Why was it so important for him to see this through, when so many artists, especially at that time, were just live streaming for free on Facebook or Instagram? “I wanted to put on a show that meant I didn’t have to stand in front of a liquor store playing with my fiddle case open,” he says figuratively. “I don’t believe in the notion of performing for tips after 25 years on the road.”
He reveals he did get blowback from managers and others in the industry for wanting to stage a ticketed online show, so early in the pandemic and self-isolation order, when people might’ve been calculating that $6 could buy some bread and milk. “If I put it for free, it means I can’t go back and charge for it, but you can do the other way around,” he explains.
MacIsaac estimates he’s raised hundreds of thousands of dollars, perhaps even millions, doing benefits over the decades but now “his career has been taken out from underneath me.”
With government money, he says, the first Quarantine Ceilidh cost $27,000, $6,900 of that for editing, and remaining $21,000 “split among the artists.” But when it came time to produce episode 2, he was told the provincial government had a new fund which required an application; he filled it in but didn’t get it, and Destination Cape Breton gave him less money too, $2700. “I had $3000 in my bank account,” MacIsaac offers of his personal contribution.
All he could do was ask for some favours.

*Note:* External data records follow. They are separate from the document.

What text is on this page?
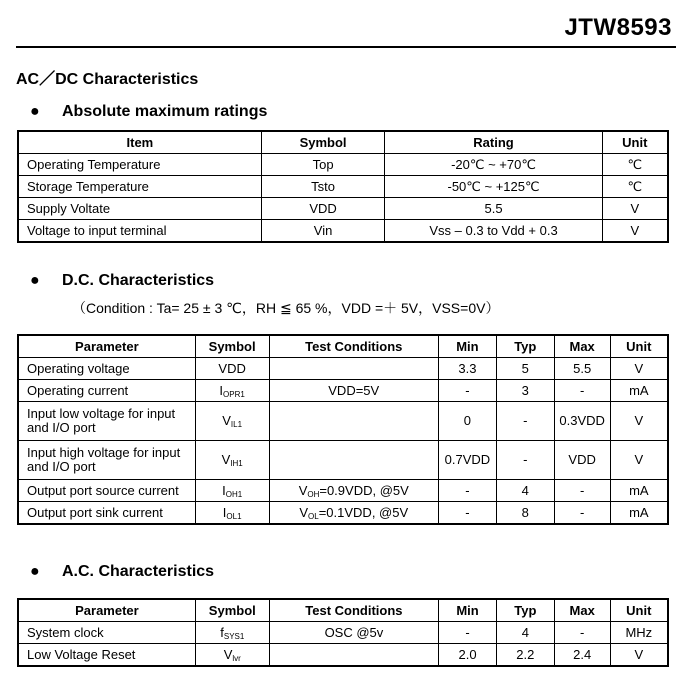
JTW8593
AC／DC Characteristics
● Absolute maximum ratings
Item	Symbol	Rating	Unit
Operating Temperature	Top	-20℃ ~ +70℃	℃
Storage Temperature	Tsto	-50℃ ~ +125℃	℃
Supply Voltate	VDD	5.5	V
Voltage to input terminal	Vin	Vss – 0.3 to Vdd + 0.3	V
● D.C. Characteristics
（Condition : Ta= 25 ± 3 ℃，RH ≦ 65 %，VDD =＋ 5V，VSS=0V）
Parameter	Symbol	Test Conditions	Min	Typ	Max	Unit
Operating voltage	VDD		3.3	5	5.5	V
Operating current	$I_{OPR1}$	VDD=5V	-	3	-	mA
Input low voltage for input and I/O port	$V_{IL1}$		0	-	0.3VDD	V
Input high voltage for input and I/O port	$V_{IH1}$		0.7VDD	-	VDD	V
Output port source current	$I_{OH1}$	$V_{OH}=0.9VDD$, @5V	-	4	-	mA
Output port sink current	$I_{OL1}$	$V_{OL}=0.1VDD$, @5V	-	8	-	mA
● A.C. Characteristics
Parameter	Symbol	Test Conditions	Min	Typ	Max	Unit
System clock	$f_{SYS1}$	OSC @5v	-	4	-	MHz
Low Voltage Reset	$V_{lvr}$		2.0	2.2	2.4	V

Atlantic Live Stream lowered its fee to produce. Rankin said he was still on board. “Everybody cut their rates in half.” Unable to get a camera person, Long & McQuade loaned him a Zoom Recorder and Lav mic and MacIsaac recruited his next-door neighbour, a still photographer, to learn another skill overnight. They set up a phone and a camera and did the show. Maestro will stream it back and provide a paywall.
“Maybe two months or maybe 12 months from now, all the industry will get back to its normalcy, which will be great,” says MacIsaac, “but it shouldn't take away from the notion that where all the money comes from — just like the government — is from the people, and the people decide whether they're going to spend their money. The industry needs to decide whether to get on board and start with this new idea of also monetizing online content.”